The work targets the basal ganglia, a group of subcortical nuclei responsible primarily for motor control as well as for other roles, such as motor learning, executive functions and behaviors, and emotions. Disruption of this neural network forms the basis for movement disorders such as Parkinson’s.
Tools such as functional and diffusion magnet resonance imaging allow scientists to “create some of the complex networks and be fairly sure that these are the structural bases for some of these networks,” she explained. When combined with animal studies, imaging results from people with and without disease provide insights about which connectivity profiles are normal and where therapies might be effective.
One of those therapies is deep brain stimulation (DBS), in which neurosurgeons target specific areas of the brain with electrodes with the goal of reducing the symptoms and impact of Parkinson’s and other motor function disorders. Work is also underway with transcranial magnetic stimulation, a non-invasive therapy that is already being used to treat depression—and which is in clinical trials for treating OCD.

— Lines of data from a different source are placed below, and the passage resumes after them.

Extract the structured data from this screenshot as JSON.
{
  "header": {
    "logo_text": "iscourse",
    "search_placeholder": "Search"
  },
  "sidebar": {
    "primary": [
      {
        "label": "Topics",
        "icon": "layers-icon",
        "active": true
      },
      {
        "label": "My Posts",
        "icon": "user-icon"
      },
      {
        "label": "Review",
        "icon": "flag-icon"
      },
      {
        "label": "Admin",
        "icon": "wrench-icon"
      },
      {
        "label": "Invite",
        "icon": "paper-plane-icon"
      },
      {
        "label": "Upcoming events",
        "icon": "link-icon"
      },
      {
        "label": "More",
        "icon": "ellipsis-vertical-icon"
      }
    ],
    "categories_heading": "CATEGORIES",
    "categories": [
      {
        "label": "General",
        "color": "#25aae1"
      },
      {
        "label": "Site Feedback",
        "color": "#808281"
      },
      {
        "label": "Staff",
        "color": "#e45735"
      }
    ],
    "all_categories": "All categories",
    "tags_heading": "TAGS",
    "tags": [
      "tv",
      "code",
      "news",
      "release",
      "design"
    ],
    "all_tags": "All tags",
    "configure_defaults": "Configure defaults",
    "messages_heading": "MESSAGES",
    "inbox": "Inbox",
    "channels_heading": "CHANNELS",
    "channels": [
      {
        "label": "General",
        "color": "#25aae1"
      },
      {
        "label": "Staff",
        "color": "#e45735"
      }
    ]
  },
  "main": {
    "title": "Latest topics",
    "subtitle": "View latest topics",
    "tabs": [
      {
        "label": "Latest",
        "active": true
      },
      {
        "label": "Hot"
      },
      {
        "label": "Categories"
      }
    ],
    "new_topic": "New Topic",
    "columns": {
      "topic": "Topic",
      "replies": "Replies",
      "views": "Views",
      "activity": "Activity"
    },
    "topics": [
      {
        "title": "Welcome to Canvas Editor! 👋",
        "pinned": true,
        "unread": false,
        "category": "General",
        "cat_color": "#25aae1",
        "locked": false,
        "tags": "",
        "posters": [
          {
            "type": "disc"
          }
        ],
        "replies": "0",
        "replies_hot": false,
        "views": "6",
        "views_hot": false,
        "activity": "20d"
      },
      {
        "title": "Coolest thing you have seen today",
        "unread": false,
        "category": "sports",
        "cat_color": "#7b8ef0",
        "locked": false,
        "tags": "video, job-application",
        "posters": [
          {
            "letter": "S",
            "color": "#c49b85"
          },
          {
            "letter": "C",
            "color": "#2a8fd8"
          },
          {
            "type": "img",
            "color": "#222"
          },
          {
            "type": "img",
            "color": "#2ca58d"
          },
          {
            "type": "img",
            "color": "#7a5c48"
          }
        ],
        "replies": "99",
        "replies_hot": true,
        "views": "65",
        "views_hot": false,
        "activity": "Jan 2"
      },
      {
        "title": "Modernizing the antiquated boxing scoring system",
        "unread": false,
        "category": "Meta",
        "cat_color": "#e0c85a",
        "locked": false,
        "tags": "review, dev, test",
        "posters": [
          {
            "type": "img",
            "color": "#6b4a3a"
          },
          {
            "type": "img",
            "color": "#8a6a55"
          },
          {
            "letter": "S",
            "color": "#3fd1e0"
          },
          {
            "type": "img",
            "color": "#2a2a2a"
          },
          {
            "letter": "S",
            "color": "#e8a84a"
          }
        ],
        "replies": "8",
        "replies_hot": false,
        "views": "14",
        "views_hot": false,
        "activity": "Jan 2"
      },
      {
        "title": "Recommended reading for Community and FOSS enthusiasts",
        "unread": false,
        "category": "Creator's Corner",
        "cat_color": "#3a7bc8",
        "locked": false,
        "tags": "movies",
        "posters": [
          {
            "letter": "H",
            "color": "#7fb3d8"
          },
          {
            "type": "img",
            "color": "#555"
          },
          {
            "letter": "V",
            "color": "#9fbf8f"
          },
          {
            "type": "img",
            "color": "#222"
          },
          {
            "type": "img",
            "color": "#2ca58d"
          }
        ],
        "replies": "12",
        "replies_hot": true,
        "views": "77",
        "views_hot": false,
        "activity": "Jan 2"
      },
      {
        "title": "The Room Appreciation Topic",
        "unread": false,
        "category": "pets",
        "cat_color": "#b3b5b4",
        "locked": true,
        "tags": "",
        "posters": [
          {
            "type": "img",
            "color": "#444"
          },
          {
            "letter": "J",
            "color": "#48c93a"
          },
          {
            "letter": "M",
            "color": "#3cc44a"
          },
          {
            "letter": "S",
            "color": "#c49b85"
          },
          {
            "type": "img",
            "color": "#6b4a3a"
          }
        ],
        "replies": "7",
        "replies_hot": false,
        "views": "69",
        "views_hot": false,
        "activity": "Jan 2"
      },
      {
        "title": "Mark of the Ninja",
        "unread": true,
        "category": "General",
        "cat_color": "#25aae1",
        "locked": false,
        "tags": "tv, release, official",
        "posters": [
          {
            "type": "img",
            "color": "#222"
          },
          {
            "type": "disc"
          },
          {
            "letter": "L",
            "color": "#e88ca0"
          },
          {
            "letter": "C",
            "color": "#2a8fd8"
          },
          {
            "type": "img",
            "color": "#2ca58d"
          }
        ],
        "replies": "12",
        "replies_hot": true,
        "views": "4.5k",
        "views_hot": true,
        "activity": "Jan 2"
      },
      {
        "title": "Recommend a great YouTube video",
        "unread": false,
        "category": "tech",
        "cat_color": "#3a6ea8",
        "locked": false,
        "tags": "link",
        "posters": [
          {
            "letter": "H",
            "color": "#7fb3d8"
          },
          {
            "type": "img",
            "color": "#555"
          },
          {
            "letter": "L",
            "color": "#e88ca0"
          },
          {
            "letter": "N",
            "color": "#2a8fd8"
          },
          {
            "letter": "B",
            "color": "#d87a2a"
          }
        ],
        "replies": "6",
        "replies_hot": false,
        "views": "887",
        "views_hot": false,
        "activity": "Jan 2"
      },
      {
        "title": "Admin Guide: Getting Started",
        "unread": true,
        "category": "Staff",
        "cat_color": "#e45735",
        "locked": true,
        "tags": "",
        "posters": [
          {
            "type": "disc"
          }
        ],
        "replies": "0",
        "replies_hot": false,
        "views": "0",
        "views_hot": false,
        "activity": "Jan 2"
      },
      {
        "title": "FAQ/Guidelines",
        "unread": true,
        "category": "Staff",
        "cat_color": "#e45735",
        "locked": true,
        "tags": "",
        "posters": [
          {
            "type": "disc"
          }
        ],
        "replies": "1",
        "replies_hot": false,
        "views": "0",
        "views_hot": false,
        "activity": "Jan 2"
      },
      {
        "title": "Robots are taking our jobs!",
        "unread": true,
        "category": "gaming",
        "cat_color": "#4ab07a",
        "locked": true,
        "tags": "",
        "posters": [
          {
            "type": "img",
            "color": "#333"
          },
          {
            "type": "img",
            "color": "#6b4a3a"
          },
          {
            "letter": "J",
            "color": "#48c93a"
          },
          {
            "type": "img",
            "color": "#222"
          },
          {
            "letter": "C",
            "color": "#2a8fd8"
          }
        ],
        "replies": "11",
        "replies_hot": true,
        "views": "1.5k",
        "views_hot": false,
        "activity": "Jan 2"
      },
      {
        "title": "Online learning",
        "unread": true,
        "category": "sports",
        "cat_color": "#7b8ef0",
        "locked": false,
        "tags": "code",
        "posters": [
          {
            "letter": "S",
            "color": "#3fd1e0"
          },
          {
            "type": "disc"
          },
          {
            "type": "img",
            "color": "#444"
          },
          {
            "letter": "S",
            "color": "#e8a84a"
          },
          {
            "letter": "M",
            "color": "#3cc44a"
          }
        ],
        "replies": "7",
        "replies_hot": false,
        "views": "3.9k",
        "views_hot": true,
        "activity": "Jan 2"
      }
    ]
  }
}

The current focus of her work, Haber said, is the subthalamic nucleus, a part of the basal ganglia system that has been identified as an effective area for Parkinson’s treatment.
“We have some ideas from the imaging studies about what brain regions seem to float to the top in terms of depression and OCD,” said Haber. “Our work has been interested in some of those connections and how that network might be put together.”
The ultimate goal is to translate the basic research to create models to determine the best location to place the electrode and the contacts on that electrode to activate a positive response.
How does it work? “Nobody really knows,” she said, adding the basal ganglia is “a very complex set of interactions, and the lack of dopamine causes problems and that stimulation helps.”
One of the key issues that needs to be addressed would be to define ongoing benefits from a treatment like DBS, she said, explaining the relief in Parkinson’s is immediate, and symptoms return once the stimulation is turned off.
“We know a lot about the pharmacology” for treating depression and OCD, but “there isn’t a clear motor system like with Parkinson’s.”
There are clinical trials currently underway in the United States and Europe, but treatments may still be somewhat farther down the road.
For Haber, the near-term future of her work is clear: “The goal is to understand the normal human brain and how things are wired up, and how does that translate into imaging both from a functional standpoint and a structural standpoint.”